It happens all the time: Church leaders stand at podiums and urge members of their flocks to go and share their faith, striving to win new converts.
These speeches rarely make news, because they are not unusual. But something very unusual happened earlier this month in Brookline, Mass.
"You will surely agree that our mission ... is to lead our brothers and sisters -- both inside and outside the church -- to our Lord and Savior Jesus Christ," said the featured speaker.
"This is becoming more and more difficult because many hesitate to share their faith, fearing they will be considered quaint and bothersome. This is especially the case in America's colleges and universities where atheism and indifference on matters of faith and religion reign supreme."

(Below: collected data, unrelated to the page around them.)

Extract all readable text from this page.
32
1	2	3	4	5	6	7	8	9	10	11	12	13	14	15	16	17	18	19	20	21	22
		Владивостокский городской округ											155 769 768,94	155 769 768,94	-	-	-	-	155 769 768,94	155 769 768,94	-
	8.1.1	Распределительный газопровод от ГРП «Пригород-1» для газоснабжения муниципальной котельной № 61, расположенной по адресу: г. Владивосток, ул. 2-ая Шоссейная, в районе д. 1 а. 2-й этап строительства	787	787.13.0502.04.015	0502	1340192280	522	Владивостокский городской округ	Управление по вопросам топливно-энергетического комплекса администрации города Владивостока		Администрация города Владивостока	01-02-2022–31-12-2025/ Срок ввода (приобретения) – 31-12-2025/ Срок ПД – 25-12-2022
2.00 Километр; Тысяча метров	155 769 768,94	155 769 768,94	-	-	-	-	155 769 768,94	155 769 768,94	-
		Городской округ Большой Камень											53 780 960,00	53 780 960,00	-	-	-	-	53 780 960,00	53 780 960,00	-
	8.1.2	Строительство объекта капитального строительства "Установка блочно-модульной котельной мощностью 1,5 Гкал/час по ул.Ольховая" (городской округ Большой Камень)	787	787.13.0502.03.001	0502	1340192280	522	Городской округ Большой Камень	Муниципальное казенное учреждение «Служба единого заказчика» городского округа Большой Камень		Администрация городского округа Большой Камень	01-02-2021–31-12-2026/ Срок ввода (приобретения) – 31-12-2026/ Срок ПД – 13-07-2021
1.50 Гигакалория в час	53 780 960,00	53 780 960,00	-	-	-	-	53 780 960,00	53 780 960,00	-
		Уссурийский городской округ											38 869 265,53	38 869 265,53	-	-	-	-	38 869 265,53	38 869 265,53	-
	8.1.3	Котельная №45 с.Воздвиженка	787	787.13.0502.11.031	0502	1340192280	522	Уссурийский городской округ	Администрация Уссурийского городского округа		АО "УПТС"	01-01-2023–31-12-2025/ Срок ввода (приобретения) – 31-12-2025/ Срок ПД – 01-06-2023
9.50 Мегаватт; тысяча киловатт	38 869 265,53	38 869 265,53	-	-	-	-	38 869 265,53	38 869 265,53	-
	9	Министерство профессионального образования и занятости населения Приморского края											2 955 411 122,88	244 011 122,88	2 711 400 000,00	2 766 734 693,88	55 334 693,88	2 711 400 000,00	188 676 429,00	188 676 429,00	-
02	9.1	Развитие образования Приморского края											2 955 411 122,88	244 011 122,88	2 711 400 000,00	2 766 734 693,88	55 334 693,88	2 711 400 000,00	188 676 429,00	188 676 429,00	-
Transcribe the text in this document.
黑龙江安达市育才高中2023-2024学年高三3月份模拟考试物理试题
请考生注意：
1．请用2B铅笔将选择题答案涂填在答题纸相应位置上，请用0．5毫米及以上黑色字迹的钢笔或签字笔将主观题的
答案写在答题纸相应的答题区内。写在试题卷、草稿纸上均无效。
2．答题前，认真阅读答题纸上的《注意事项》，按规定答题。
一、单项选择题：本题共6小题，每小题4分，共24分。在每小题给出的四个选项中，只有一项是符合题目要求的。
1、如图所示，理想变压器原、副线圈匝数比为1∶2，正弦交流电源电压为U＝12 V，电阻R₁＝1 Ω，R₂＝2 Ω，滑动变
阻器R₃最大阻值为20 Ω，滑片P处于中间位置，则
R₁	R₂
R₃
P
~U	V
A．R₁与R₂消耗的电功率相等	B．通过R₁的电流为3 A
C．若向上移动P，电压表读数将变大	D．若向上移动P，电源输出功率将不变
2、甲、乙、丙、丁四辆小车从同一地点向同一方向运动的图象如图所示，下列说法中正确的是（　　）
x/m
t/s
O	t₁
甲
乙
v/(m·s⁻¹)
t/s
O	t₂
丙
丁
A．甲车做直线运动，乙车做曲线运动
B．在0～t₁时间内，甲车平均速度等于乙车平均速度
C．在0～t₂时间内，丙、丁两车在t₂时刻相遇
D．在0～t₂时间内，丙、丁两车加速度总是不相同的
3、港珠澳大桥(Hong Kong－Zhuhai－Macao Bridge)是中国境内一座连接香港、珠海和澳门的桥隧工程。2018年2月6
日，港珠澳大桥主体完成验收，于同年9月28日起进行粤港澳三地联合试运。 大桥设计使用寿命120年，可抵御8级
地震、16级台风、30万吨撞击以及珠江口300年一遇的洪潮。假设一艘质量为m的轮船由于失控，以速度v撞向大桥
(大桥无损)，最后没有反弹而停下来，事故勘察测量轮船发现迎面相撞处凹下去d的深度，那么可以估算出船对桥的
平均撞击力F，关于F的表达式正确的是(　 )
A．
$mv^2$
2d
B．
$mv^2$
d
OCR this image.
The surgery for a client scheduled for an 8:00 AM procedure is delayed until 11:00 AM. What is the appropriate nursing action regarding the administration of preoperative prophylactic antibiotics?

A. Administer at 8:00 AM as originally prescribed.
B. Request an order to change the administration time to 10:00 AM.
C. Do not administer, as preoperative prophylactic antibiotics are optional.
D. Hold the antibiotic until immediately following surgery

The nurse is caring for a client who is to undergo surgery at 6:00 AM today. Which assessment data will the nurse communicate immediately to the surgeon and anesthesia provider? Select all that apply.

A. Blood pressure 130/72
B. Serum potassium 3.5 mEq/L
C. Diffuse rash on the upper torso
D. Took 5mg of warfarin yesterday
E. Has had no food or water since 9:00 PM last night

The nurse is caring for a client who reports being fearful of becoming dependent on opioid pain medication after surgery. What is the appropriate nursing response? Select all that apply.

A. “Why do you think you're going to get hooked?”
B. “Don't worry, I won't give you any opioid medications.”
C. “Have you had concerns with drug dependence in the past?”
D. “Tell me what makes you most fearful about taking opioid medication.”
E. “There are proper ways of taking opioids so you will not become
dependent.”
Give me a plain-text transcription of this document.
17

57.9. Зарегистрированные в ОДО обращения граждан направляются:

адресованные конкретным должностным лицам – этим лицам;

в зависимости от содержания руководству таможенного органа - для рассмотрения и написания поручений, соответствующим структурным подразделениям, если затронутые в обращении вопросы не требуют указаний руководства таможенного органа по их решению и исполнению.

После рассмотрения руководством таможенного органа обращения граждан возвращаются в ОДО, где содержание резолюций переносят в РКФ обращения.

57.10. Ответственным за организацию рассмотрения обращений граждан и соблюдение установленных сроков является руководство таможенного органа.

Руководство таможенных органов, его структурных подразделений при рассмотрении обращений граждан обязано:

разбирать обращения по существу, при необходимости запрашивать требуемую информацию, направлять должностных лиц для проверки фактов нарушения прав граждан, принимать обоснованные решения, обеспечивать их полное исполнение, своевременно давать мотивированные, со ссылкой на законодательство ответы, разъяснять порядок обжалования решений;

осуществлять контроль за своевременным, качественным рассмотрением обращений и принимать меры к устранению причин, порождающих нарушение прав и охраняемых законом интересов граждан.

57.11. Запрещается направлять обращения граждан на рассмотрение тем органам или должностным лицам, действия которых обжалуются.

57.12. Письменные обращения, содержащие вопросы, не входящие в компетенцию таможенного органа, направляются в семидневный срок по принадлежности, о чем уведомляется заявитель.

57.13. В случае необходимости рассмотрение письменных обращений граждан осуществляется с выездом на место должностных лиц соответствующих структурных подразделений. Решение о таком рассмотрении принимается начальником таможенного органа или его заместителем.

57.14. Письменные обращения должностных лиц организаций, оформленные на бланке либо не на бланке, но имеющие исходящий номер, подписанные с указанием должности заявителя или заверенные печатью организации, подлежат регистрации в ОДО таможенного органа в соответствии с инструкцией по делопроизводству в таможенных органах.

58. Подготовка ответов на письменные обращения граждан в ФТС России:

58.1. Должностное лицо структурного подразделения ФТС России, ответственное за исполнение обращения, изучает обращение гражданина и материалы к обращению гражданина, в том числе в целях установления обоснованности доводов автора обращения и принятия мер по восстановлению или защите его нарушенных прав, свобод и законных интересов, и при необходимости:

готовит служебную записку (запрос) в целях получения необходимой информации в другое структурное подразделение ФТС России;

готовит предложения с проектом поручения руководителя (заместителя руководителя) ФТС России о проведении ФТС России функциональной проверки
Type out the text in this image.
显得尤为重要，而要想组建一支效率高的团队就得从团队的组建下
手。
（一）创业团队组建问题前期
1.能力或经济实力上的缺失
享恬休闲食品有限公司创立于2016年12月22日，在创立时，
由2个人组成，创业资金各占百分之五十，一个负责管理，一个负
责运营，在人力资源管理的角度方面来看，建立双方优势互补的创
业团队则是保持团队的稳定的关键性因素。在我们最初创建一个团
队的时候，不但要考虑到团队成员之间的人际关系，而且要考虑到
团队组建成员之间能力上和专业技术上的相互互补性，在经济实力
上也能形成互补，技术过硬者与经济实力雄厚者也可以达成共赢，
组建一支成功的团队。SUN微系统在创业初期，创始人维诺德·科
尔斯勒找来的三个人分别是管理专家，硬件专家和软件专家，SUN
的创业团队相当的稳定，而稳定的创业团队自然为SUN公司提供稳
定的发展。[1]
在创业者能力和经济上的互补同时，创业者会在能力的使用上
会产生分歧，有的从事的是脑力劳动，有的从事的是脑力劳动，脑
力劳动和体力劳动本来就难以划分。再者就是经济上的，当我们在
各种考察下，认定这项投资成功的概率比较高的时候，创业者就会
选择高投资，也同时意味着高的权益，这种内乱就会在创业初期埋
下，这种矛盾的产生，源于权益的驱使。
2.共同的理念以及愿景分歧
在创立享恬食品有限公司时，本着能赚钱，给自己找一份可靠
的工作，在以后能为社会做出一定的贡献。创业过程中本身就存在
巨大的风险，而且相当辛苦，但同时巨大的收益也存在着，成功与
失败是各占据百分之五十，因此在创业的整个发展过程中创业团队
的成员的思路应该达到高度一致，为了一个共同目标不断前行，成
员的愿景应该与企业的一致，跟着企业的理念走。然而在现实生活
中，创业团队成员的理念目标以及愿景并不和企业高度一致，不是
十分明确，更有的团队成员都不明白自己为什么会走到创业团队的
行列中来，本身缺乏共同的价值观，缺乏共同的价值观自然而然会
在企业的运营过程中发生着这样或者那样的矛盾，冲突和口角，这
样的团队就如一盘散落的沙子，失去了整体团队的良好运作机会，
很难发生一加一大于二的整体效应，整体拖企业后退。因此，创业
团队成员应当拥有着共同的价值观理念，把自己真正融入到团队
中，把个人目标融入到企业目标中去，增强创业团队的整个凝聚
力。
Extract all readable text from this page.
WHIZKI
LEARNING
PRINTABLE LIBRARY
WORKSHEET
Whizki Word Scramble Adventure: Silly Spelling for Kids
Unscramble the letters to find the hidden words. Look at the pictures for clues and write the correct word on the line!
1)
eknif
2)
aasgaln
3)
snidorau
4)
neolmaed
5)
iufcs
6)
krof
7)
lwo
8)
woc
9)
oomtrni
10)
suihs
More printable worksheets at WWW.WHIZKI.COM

This would be ordinary, if not tame, language in a gathering held by Campus Crusade for Christ, the Southern Baptist Convention or any Bible Belt megachurch. But this speaker was Metropolitan Methodios, the white-haired leader of the Greek Orthodox Metropolis of Boston, addressing clergy and laity in a conference center dedicated to Greek culture.
The spiritual leader of Greek Orthodox believers in New England didn't stop with this call to evangelize people inside and outside his flock's sanctuaries. Instead, he directly challenged the lukewarm or even compromised version of the faith that may result from the media "bombardment of materialistic and hedonistic philosophies" that shape the public square.
All too often, he said, the result is neither orthodox nor Orthodox.
"People today fashion their personal beliefs by integrating Orthodox and non-Orthodox elements," he explained, in the speech text posted online. "Without realizing it, they become 'cafeteria Christians.' Just as they do not partake of every food item in a cafeteria line -- but only those foods which they like -- in the same way they feel they can pick and choose from what Orthodoxy teaches. ...
"Let me be clear: Core teachings of our faith are not subject to popularity polls or political correctness."
Metropolitan Methodios even, without mentioning a specific name, criticized a New England legislator who "claims to be an Orthodox Christian" and who "champions Greek political causes" because of his public advocacy of same-sex marriage.
It's important to note that, through the years, Eastern Orthodox bishops have released occasional public statements in which they affirmed basic tenets of their ancient faith. In some cases they have applied these doctrines to public issues in American life.